The completion of commercial loans and leases requires numerous pieces of detailed data -- customer information, loan amounts, interest amounts, payment terms, other contractual information, etc. -- to be entered into SFS's system. If any single piece of data is missing, this could lead to accounting and financial reporting errors down the road.
• Table maintenance: Have any unauthorized changes been made to the tables in the system?
Tables hold a variety of values used to perform calculations and evaluations that affect other determinations. For example, loss provisions are determined by a customer's risk ranking. If the risk-ranking table has been improperly changed, the loss provisions will be affected.
• Edit checks: Are the system's preventative controls functioning as intended?
Most systems have internal controls that help to ensure that users enter a reasonable range of information. These safety features help to alert end users if they punch in $10,000 when they intended to enter $100.00. The continuous monitoring technology ensures that these controls are in place and operating as intended.

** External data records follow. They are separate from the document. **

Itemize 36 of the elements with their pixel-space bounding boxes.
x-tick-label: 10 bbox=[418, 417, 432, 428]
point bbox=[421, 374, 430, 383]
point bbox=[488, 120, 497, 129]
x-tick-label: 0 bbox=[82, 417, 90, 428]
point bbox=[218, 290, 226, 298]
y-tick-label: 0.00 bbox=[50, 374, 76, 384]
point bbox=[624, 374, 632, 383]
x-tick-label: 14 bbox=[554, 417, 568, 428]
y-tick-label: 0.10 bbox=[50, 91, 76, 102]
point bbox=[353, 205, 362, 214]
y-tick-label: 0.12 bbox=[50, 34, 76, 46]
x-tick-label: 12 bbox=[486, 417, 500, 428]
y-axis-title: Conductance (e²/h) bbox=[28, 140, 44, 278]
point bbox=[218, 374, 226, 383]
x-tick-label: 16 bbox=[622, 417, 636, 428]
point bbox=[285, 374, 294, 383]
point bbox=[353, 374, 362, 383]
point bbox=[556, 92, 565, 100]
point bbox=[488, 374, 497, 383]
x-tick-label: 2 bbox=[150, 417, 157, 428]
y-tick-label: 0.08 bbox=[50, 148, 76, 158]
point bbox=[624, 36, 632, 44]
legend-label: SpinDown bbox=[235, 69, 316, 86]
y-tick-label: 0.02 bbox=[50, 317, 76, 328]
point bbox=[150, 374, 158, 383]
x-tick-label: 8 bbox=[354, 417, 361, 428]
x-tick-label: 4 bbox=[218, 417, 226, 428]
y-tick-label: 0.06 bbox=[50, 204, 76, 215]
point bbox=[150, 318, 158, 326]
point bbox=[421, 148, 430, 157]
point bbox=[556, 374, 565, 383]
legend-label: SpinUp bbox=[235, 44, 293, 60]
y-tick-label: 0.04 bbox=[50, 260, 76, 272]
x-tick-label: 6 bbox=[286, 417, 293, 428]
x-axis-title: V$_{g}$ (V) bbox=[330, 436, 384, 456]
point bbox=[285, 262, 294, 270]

• Calculation verification: Are the calculations that the system is performing correct?
These continuous monitoring operations simply recalculate specific transactions to confirm their accuracy. "On the surface, you might think, 'Well, shouldn't this check always produce the same end result that the system produces?,'" acknowledges Gross, harkening back to his internal audit work prior to the advent of continuous auditing. "But I will tell you, when you verify 100 percent of the calculations, you will find things that you don't find when you look at a much smaller sample size. This is why this form of monitoring is so powerful."
• Data integrity: Was data entered in a way that conforms to business rules?
For example, if "40" was entered in a field that requires a digit between one and 10, why did that occur? Is there a need for a new control within the system to prevent this error?
Monitoring Controls Help to Manage Change
These monitoring activities can be applied and customized to a variety of business processes in any organization. There is another reason why continuous monitoring can be powerful: Over time, the results of the evaluation of all of these attributes can help to alert companies to change management problems and provide grist for more consultative trending and analysis.
For example, if a large volume of red flags suddenly appears, this may be a sign that changes in the business have not been reflected within the systems that support the business. "This can be a very good indicator that some of the company's change management mechanisms are not working as intended," Gross notes.
Also, by looking at the data as it accumulates over time, SFS's controls management team can spot trends. A risk position within a portfolio might be trending upward or downward, for example. This and other trend information can be very useful to management.
Gross remains excited about his function becoming more consultative in this respect. Emphasizing that the operating company's continuous monitoring capabilities are a journey, he says that the complex work that the technology conducts can translate into straightforward benefits.
"We believe that once we fully roll this out," he adds, "we will ultimately be able to help the business by spotting specific process-improvement opportunities."
Fast Track: How to Get Cracking with Continuous Monitoring
- Establish highly visible executive support (ideally, the CFO or CEO).
- Communicate with business process owners to identify areas of greatest need (i.e., most important risks).
- Start small in a specific area with receptive business process owners; the procure-to-pay cycle and revenue cycle (billing through receivables) often are ripe areas for pilot programs.
- Understand that the technology will likely identify "false positives" on the first several cuts; weed these out as the application is iteratively customized.
- Communicate the errors and issues the tool identified to business process owners in a consultative manner (i.e., offer potential solutions for them to consider).